Later, Muñoz taught MBA courses at Georgetown University.

== Career ==
Muñoz is licensed in several states as an attorney and Certified Public Accountant. He is a Certified Financial Planner and formerly served on the Certified Financial Planner Board of Standards.

In February 1984, Chicago mayor Harold Washington appointed Muñoz to the Chicago Board of Education. Three months later, in May 1984, Muñoz was elected by the board as its president. He served three one-year terms as president. In May 1987, he announced that he would not be seeking an additional term as president. He was the first Hispanic person to head the board and one of its youngest presidents. He became a national advocate for school reform and drop-out prevention programs.

He was a partner at Mayer, Brown & Platt.

He served as a member of the Chicago Economic Development Commission.

Muñoz was an assistant secretary and chief financial officer of the United States Department of the Treasury from 1993 to 1997. He was the president and CEO of the Overseas Private Investment Corporation (OPIC) from 1997 to 2001. OPIC, "the federal government's export promotion arm," provides political risk insurance, financing and private equity funds to US private sector investments in developing countries.
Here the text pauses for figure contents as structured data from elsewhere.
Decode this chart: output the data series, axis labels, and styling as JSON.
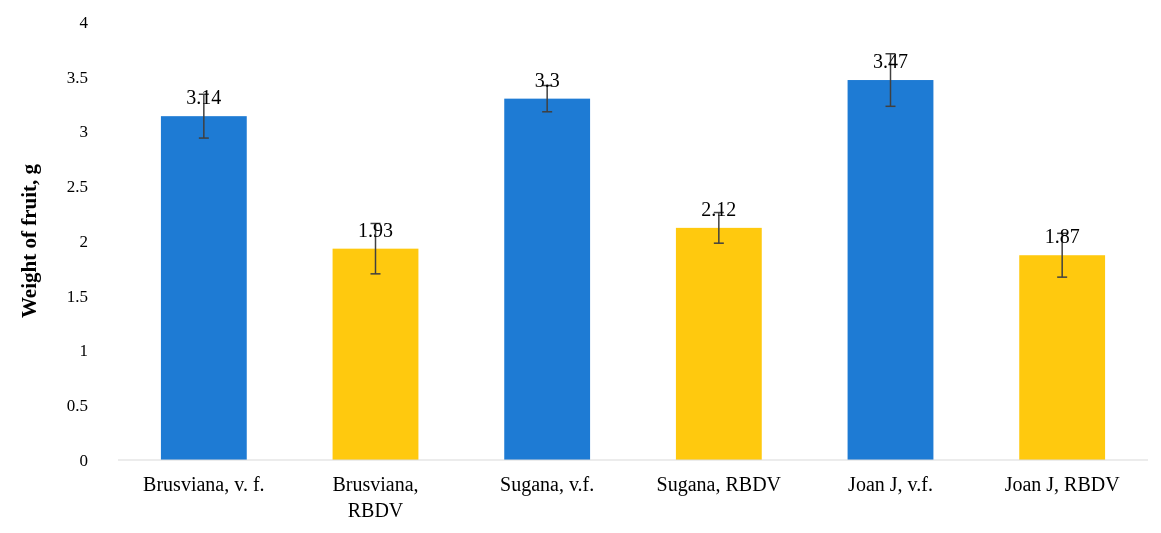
{
  "chart_data": {
    "type": "bar",
    "ylabel": "Weight of fruit, g",
    "categories": [
      "Brusviana, v. f.",
      "Brusviana, RBDV",
      "Sugana, v.f.",
      "Sugana, RBDV",
      "Joan J, v.f.",
      "Joan J, RBDV"
    ],
    "values": [
      3.14,
      1.93,
      3.3,
      2.12,
      3.47,
      1.87
    ],
    "colors": [
      "#1e7bd4",
      "#ffc90e",
      "#1e7bd4",
      "#ffc90e",
      "#1e7bd4",
      "#ffc90e"
    ],
    "errors": [
      0.2,
      0.23,
      0.12,
      0.14,
      0.24,
      0.2
    ],
    "ylim": [
      0,
      4
    ],
    "yticks": [
      0,
      0.5,
      1,
      1.5,
      2,
      2.5,
      3,
      3.5,
      4
    ],
    "data_labels": true,
    "grid": false
  }
}
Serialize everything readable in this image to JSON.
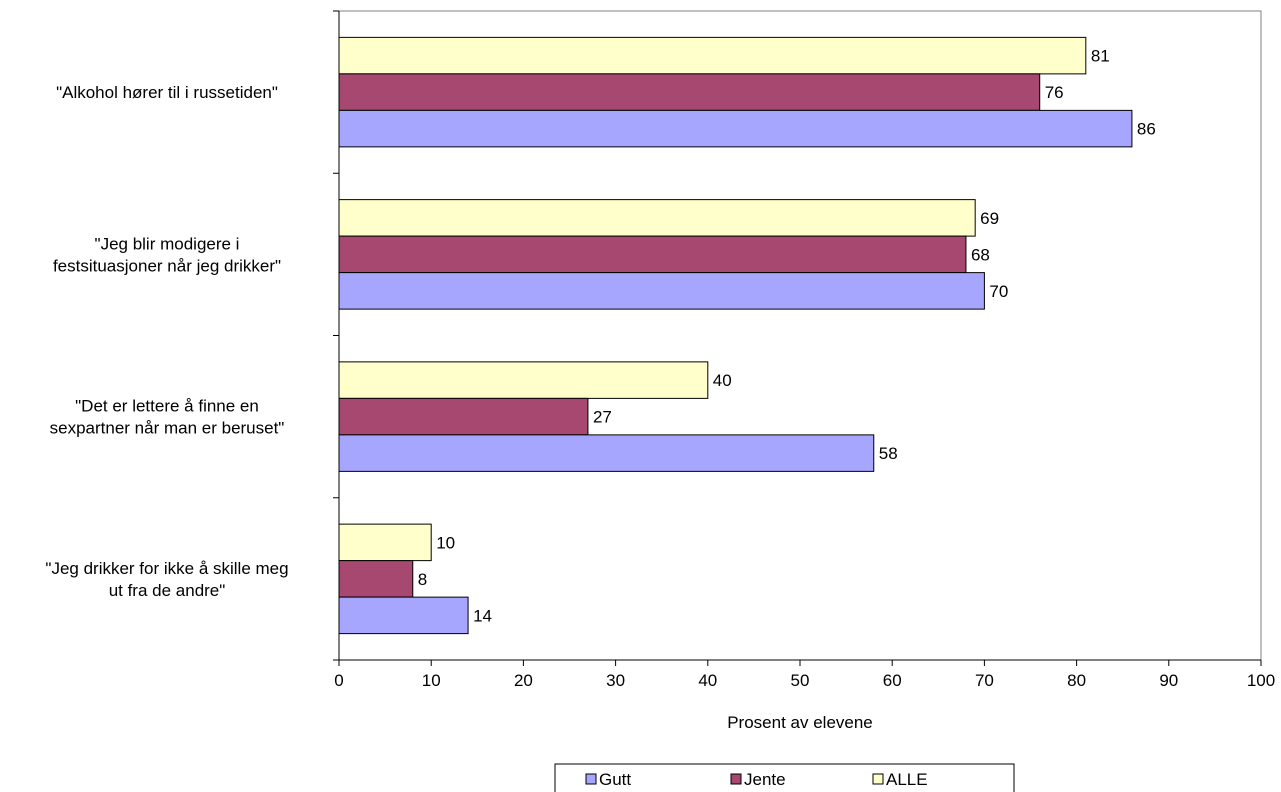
{
  "chart_data": {
    "type": "bar",
    "orientation": "horizontal",
    "categories": [
      [
        "\"Alkohol hører til i russetiden\""
      ],
      [
        "\"Jeg blir modigere i",
        "festsituasjoner når jeg drikker\""
      ],
      [
        "\"Det er lettere å finne en",
        "sexpartner når man er beruset\""
      ],
      [
        "\"Jeg drikker for ikke å skille meg",
        "ut fra de andre\""
      ]
    ],
    "series": [
      {
        "name": "Gutt",
        "color": "#A6A6FF",
        "values": [
          86,
          70,
          58,
          14
        ]
      },
      {
        "name": "Jente",
        "color": "#A64870",
        "values": [
          76,
          68,
          27,
          8
        ]
      },
      {
        "name": "ALLE",
        "color": "#FFFFCC",
        "values": [
          81,
          69,
          40,
          10
        ]
      }
    ],
    "bar_order_top_to_bottom": [
      "ALLE",
      "Jente",
      "Gutt"
    ],
    "xlabel": "Prosent av elevene",
    "xlim": [
      0,
      100
    ],
    "xticks": [
      "0",
      "10",
      "20",
      "30",
      "40",
      "50",
      "60",
      "70",
      "80",
      "90",
      "100"
    ],
    "grid": false,
    "legend_position": "bottom"
  }
}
When OPIC's future was in danger of not being reauthorized by the US Congress, Munoz is credited with turning things around for the agency and received bi-partisan support for its continuation as the primary agency for assisting private sector investments in the Emerging Market Countries.

== Advisory positions ==
Muñoz is a member of the board of directors of Altria Group (since 2004), Marriott International (since 2002) and National Geographic Society.

Muñoz recently retired from his board positions on PepsiCo (in 2023) and Black Rifle Company (in 2024).

Muñoz was appointed to the President's Commission on White House Fellows by President Barack Obama in 2009, and served until 2017.

== Personal life ==
Muñoz currently resides in Virginia. He has a wife, Kathy, and two twin sons, Mario and Manuel (b. 2002).

== Works ==
Muñoz is co-author of the book Renewing the American Dream: A Citizen's Guide For Restoring Our Competitive Advantage (2010, IMC Publishing). The book discusses what America needs to do to keep its global competitive advantage and how the next 10 years (2010–2020) will determine if the United States retains its global leadership position in this 21st century.